Architecture
OrbitalReg is a Go monolith with a React SPA frontend. State lives in PostgreSQL; artifact bytes live in an S3-compatible object store; session and rate-limiter state lives in Redis. Everything else — scanning, retention, governance, signing — is a goroutine inside the API process.
This page is the externally-rendered companion to docs/ARCHITECTURE.md. The in-repo file remains the canonical engineering source; this page trims internal-team-only sections (release-cadence schedules, postmortems) and keeps the system-shape sections that an evaluating engineer wants.
1. Components
| Layer | Component | Notes |
|---|---|---|
| Ingress | NGINX Ingress + cert-manager | TLS, body-size caps for uploads |
| Frontend | React SPA in nginx | Static bundle, no runtime state |
| API | Go (chi, pgx, minio-go) | Stateless, 3 replicas, HPA-ready |
| DB | PostgreSQL 16 | Bring your own, or use CloudNativePG via the chart |
| Cache | Redis 7 | Session store, rate limiter, metadata cache |
| Object store | External S3-compatible | MinIO, Ceph RadosGW, AWS S3, Cloudflare R2 — anything SigV4-capable |
| Identity | SAML 2.0 / OIDC | Built-in or external — Azure Entra ID, Okta, Keycloak |
| Metrics | Prometheus + Grafana | ServiceMonitor CRD |
| Logs | Loki + Promtail | JSON logs from the Go API |
| Traces | OpenTelemetry / OTLP | Optional, off by default |
2. Storage flow
client ──(stream upload)──► API ──(stream)──► External S3 bucket
│ (path: aa/bb/<sha256>)
└─► Postgres: artifacts(repo_id, path, version,
size, sha256, content_type, metadata)
client ──(GET)──► API ──(302)──► Presigned URL ──► External S3 bucketUploads are content-addressable: the API hashes the request body with a TeeReader while streaming to a staging key, then renames to aa/bb/<digest>. Deduplication is automatic — identical content produces an identical S3 key.

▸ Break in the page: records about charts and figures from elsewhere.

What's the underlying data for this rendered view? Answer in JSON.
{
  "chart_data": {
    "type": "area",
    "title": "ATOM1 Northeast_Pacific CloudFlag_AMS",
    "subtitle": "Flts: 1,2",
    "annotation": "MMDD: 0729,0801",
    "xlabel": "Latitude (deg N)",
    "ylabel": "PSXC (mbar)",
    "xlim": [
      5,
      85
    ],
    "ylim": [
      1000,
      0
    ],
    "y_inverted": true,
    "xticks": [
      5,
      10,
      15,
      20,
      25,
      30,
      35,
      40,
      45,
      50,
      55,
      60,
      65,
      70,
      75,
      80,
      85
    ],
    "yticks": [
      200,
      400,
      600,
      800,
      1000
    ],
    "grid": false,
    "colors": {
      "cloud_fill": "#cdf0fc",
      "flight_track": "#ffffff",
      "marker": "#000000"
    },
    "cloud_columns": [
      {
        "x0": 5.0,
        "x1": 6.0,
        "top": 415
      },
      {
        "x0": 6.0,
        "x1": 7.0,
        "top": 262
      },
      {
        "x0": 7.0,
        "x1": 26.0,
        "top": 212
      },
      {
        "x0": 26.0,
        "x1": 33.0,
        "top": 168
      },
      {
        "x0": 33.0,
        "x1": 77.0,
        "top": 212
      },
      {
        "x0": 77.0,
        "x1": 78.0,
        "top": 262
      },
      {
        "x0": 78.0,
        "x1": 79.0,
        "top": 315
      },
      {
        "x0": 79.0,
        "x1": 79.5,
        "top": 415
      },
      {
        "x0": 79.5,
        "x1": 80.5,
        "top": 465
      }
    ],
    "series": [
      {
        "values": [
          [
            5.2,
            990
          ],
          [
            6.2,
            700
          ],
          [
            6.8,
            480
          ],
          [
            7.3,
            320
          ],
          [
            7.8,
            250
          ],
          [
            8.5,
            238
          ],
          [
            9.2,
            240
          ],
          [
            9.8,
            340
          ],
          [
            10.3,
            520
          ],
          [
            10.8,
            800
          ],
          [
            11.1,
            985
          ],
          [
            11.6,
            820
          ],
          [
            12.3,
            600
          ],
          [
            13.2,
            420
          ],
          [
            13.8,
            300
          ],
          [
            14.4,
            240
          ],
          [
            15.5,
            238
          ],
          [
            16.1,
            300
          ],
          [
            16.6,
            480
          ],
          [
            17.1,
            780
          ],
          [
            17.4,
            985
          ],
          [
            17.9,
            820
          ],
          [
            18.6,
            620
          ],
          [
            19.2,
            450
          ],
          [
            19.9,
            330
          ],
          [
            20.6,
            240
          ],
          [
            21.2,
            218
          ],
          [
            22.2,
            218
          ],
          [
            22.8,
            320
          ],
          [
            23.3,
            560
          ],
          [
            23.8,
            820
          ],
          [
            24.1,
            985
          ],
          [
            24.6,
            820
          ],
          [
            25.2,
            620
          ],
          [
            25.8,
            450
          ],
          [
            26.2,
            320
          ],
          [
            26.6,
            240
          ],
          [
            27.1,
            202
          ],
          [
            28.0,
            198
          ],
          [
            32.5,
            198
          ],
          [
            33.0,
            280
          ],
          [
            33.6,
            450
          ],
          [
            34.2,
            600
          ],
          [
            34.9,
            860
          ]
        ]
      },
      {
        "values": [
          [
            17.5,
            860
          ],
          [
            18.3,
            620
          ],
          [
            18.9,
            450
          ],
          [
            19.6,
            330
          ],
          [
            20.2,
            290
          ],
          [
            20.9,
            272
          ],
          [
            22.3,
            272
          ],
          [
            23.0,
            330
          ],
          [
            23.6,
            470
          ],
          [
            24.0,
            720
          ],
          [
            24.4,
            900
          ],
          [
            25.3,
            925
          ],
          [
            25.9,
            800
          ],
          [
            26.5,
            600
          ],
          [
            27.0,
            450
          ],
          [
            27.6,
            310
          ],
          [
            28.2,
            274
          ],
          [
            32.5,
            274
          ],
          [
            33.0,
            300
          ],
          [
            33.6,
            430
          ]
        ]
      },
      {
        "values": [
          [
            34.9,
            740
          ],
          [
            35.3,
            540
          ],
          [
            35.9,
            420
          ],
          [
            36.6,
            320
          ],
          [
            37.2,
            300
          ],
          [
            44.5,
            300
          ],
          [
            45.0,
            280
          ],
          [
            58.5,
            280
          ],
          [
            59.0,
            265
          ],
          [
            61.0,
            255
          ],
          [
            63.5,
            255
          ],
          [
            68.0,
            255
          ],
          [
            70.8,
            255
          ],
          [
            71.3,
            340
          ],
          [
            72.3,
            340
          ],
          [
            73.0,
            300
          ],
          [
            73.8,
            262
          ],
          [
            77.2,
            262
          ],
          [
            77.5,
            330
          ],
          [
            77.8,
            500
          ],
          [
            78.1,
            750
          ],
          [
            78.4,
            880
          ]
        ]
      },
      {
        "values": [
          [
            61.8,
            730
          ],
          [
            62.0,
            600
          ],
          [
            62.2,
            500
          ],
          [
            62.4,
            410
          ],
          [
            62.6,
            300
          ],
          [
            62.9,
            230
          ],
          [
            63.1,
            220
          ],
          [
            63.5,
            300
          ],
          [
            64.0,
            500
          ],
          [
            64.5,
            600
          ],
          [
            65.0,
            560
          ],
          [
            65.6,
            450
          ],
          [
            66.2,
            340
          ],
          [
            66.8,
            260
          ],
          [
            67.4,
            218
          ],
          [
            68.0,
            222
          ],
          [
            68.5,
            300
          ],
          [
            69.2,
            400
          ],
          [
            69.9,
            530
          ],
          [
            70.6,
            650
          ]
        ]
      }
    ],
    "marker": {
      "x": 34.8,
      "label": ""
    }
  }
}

Downloads return HTTP 302 to a presigned S3 URL so artifact bytes never traverse the API process again. The exception is the Docker manifest path, which the API rewrites and serves directly because clients sign the response body.
3. Scanning pipeline
Every uploaded artifact triggers a scan-job DB row. A pool of in-process workers picks rows up, dispatches to the configured scanners (Trivy, Grype, Syft, OSV.dev, format-specific tooling), and writes findings into scan_findings keyed on (artifact_id, scanner, vuln_id).
A single artifact typically produces 10–100 findings across all scanners. The first finding above your project's policy threshold (default: CRITICAL) flips the artifact's quarantined bit, which gates downloads and, if a SecurityBlock matches, hides it entirely.
The full Detection roadmap lives at SCAN-ROADMAP.md.
4. Governance layer
The governance surface is six tables, all admin-CRUDable through both the UI and the REST API:
| Table | Purpose |
|---|---|
security_blocks | Pattern-match block rules with reason + customer message |
retention_policies | Per-repo prune rules (keep-N-newest, keep-by-age, …) |
license_policies | Per-project license allow/block lists |
quarantine_settings | Auto-quarantine threshold + scope per project |
webhook_subscriptions | Outbound HMAC-signed event delivery |
oidc_trust_policies | OIDC-token-exchange rules for keyless CI auth |
Both the Terraform provider and the Kubernetes operator drive the same tables through the same REST endpoints, so what you can express in clicks you can express in HCL or YAML.
5. Authn / authz
- Authn: SAML 2.0 (default), local users, or service-account bearer tokens. OIDC token exchange handles workload identity for CI.
- Authz: Project-scoped roles.
viewer / editor / ownerper project, plus a globaladminrole for platform-wide settings. Service accounts get scoped tokens (e.g.read:project:foo,push:project:foo:repo:bar).
6. Backups
Postgres backups go through CloudNativePG + Barman with PITR. Configurable retention; default 30 days. A weekly verification CronJob restores the latest backup into an ephemeral cluster, runs a smoke suite, and writes the result to backup_verification_runs. Failed verifications fire a Prometheus alert.
The S3 bucket is replicated to a second bucket / region using provider-native replication (S3 → S3, MinIO site-replication, Ceph multi-site).
7. What's NOT in OrbitalReg
To keep the operational surface small, we intentionally don't ship:
- A built-in service mesh (use Linkerd / Istio / Cilium if you want one)
- A built-in identity provider (use SAML / OIDC against your existing IdP)
- A built-in object store for production (use S3-compatible storage)
- A built-in build system (CI integration is via REST + components, not via embedded runners)
The design favours integration with established platform layers over re-inventing them.